Historical population
| Census | Pop. | Note | %± |
| 1820 | 1,384 |  | — |
| 1830 | 1,780 |  | 28.6% |
| 1840 | 2,052 |  | 15.3% |
| 1850 | 2,305 |  | 12.3% |
| 1860 | 2,362 |  | 2.5% |
| 1870 | 2,187 |  | −7.4% |
| 1880 | 1,939 |  | −11.3% |
| 1890 | 1,789 |  | −7.7% |
| 1900 | 1,620 |  | −9.4% |
| 1910 | 1,427 |  | −11.9% |
| 1920 | 1,313 |  | −8.0% |
| 1930 | 1,197 |  | −8.8% |
| 1940 | 1,240 |  | 3.6% |
| 1950 | 1,233 |  | −0.6% |
| 1960 | 1,261 |  | 2.3% |
| 1970 | 1,617 |  | 28.2% |
| 1980 | 1,971 |  | 21.9% |
| 1990 | 2,438 |  | 23.7% |
| 2000 | 2,773 |  | 13.7% |
| 2010 | 2,965 |  | 6.9% |
| 2020 | 2,955 |  | −0.3% |
U.S. Decennial Census

== Communities and locations in Davenport ==
- Butts Corners - a hamlet east of Davenport village on Route 23.
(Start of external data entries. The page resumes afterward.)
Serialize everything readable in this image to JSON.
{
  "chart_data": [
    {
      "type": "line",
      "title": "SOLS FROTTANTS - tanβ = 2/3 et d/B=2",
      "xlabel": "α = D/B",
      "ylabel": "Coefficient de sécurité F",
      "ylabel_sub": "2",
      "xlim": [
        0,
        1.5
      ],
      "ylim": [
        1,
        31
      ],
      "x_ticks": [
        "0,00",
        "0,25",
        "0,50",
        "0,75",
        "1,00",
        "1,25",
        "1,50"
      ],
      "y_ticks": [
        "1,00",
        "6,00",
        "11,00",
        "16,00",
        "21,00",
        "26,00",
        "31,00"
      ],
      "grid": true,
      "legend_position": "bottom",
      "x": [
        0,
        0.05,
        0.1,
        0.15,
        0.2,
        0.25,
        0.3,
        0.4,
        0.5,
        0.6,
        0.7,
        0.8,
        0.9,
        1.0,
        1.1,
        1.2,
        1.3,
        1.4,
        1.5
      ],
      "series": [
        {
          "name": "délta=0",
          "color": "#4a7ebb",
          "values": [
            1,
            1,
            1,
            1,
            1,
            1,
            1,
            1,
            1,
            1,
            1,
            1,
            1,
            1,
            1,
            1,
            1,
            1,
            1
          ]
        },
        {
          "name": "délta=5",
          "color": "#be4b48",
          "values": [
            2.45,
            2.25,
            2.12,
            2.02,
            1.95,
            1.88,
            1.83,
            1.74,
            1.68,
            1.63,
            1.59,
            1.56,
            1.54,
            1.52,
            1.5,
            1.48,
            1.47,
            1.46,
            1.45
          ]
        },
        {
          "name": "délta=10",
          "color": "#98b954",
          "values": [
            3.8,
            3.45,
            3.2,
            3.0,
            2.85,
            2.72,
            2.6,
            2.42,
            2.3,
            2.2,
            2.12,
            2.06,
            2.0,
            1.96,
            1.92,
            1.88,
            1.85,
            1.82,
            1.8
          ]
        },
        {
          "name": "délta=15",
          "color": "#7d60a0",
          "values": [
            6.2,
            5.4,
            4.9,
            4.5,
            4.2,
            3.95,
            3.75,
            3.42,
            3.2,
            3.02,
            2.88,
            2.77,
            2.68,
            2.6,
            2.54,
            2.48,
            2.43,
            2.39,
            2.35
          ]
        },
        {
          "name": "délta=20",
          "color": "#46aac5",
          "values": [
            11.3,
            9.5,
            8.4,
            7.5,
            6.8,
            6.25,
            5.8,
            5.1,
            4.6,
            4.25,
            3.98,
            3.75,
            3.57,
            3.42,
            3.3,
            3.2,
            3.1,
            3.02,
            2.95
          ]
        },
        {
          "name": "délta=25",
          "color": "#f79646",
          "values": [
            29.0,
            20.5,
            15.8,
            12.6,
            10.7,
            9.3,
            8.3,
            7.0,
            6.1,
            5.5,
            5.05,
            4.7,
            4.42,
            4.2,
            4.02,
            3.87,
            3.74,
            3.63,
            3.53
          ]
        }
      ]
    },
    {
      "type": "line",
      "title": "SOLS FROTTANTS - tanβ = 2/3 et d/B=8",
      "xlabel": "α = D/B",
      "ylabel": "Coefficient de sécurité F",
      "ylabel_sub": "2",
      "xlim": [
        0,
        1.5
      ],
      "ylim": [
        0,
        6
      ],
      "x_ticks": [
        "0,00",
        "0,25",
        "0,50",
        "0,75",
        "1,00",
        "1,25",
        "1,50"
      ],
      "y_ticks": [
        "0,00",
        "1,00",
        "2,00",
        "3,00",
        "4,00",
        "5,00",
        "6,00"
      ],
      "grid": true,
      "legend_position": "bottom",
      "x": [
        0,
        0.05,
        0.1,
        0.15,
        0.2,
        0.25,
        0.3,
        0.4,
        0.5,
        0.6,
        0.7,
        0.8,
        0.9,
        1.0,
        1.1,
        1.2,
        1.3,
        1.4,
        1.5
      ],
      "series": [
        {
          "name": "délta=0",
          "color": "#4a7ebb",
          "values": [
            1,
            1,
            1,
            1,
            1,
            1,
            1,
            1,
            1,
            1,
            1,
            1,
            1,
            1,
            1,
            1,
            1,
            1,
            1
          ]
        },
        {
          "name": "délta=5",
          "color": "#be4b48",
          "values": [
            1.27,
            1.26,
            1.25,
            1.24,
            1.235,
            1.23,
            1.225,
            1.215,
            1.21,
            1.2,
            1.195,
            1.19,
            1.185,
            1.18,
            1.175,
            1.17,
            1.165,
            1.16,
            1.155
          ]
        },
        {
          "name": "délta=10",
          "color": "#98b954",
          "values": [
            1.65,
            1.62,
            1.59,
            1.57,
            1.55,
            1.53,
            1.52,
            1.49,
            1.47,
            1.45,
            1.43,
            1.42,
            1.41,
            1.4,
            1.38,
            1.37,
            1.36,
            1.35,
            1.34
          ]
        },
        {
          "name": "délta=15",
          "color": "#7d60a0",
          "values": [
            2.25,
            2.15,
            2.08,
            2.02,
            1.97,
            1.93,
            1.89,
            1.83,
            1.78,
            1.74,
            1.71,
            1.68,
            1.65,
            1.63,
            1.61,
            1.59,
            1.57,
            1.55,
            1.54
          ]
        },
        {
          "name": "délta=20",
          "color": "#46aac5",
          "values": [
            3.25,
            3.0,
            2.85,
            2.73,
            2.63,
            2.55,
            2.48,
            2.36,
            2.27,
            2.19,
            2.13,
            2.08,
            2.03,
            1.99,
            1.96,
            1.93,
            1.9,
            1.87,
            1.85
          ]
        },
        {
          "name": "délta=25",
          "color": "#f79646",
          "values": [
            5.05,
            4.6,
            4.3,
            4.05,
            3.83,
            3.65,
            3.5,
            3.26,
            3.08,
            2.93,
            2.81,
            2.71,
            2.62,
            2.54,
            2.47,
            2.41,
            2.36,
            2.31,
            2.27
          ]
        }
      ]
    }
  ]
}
- Davenport - the hamlet of Davenport on Route 23.
- Davenport Center - a hamlet between Davenport and West Davenport.
- Fergusonville - a historic location north of Davenport village.
- Hoseaville - a hamlet east of Davenport village on Route 23.
- West Davenport - a hamlet in the western part of the town.
- Pindars Corners - a four-way intersection near West Davenport.